Mgr J-C. Dufour- 1 juillet 2020 – Matthieu 8,28-34

Mgr Jean-Charles Dufour, Aumônier des Servantes de Jésus-Marie

HOMÉLIE : 1 juillet 2020 – Matthieu 8,28-34

 

« Que nous veux-tu, Fils de Dieu ? Es-tu venu pour nous tourmenter avant le moment fixé ? »  Vous savez, il y a une bonne nouvelle dans le cri de ces deux possédés ; ils annoncent la défaite du mal.   Devant Jésus, ils avouent leur faiblesse. C’est comme s’ils disaient en même temps, en sous-entendu : « laisse-nous profiter du peu de temps qu’il nous reste pour semer encore un peu plus la peur et la haine ».  En reconnaissant Jésus comme « Fils de Dieu », ils voient que le salut est en marche, que rien ne pourra arrêter la force et la victoire de Jésus.   Malgré que la croix se profile déjà à l’horizon, Jésus aura le dernier mot par la puissance de sa résurrection.

Jésus est le « Fils de Dieu ».   Sa présence trouble les possédés ; elle les déroute. Il est le Verbe qui venait éclairer tout homme. Il est là depuis l’origine du monde, toujours là pour libérer du mal. Depuis toujours, il porte en lui l’éternité de sa victoire. « Et le Verbe s’est fait chair, il a habité parmi nous, et nous avons vu sa gloire, la gloire qu’il tient de son Père comme Fils unique, plein de grâce et de vérité. »  (Jn 1,14)

On peut être très surpris de la réaction de la foule. Toute la ville sort à la rencontre de Jésus et les gens le supplient de quitter leur territoire. C’est facile de voir là une menace, une réaction semblable à celle des possédés, mais je pense qu’il s’agit là d’une supplication, d’une prière.

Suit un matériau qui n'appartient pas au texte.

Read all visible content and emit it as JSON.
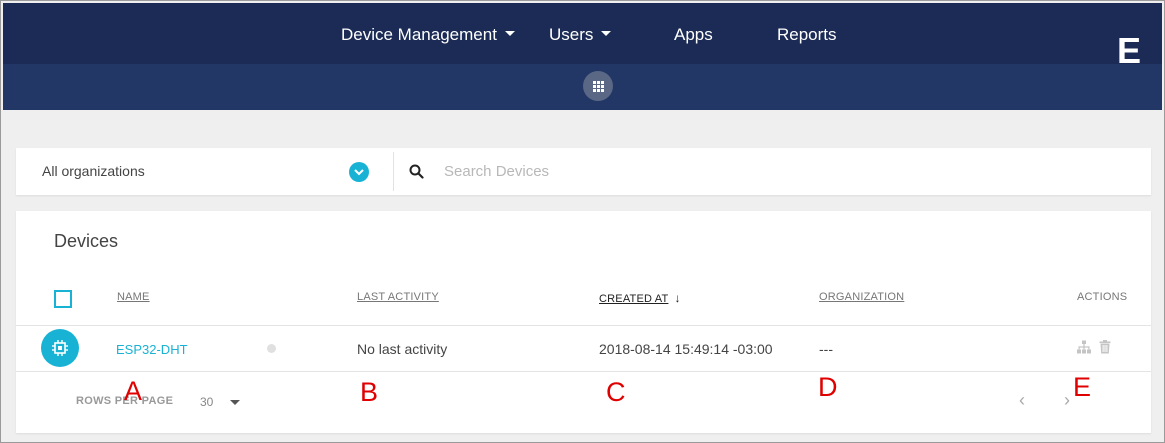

Savez-vous ce que veut dire « Gadaréniens », ça veut dire « Ceux qui sont récompensé à la fin. »  Ils attendaient quelque chose de grand, plus qu’une guérison à la sauvette, On peut dire que ce jour-là, ils ont reçu une avance sur leur libération. Par la mort des porcs, la délivrance des deux possédés, ils ont maintenant devant eux la promesse d’un salut éternel. Jésus est venu en terre païenne jusqu’à eux.

Ils éprouvent une grande distance avec Jésus : ils sont païens devant un Juif ; ils sont de pauvres créatures devant la puissance du créateur. La guérison des deux possédés, les porcs que se jettent dans la mer leur fait voir une immense Victoire de Jésus en même temps qu’ils peuvent prendre conscience de toute leur faiblesse humaine. Non, ils ne ferment pas la porte devant Jésus, ils ressentent le besoin de garder leurs distances comme Pierre qui avait demandé un jour à Jésus de s’éloigner de lui : « Éloigne-toi de moi, Seigneur, car je suis un homme pécheur » (Lc 5,8).

C’est aujourd’hui, la fête du Canada. Journée spéciale pour le pays, les gouvernants et la paix dans le monde.   J’ai été frappé de voir que dans chacune des prières on demandait la paix.

Dans la prière d’ouverture : « regarde le pays où tu nous as donné de vivre… afin qu’il y ait parmi nous plus de justice et dans le monde entier plus de bonheur et de paix. »

Dans la prière sur les offrandes : « Que ce sacrement du Royaume attendu entretienne en chacun de tes fils la patience et la ténacité au service de la paix sur terre. »

Dans la prière après la communion : « Nous fassions fructifier en ce monde la paix qu’il a lui-même donnée. »

Que notre prière, en ce temps de pandémie,  soit une prière de paix pour tous les pays et pour le nôtre en particulier.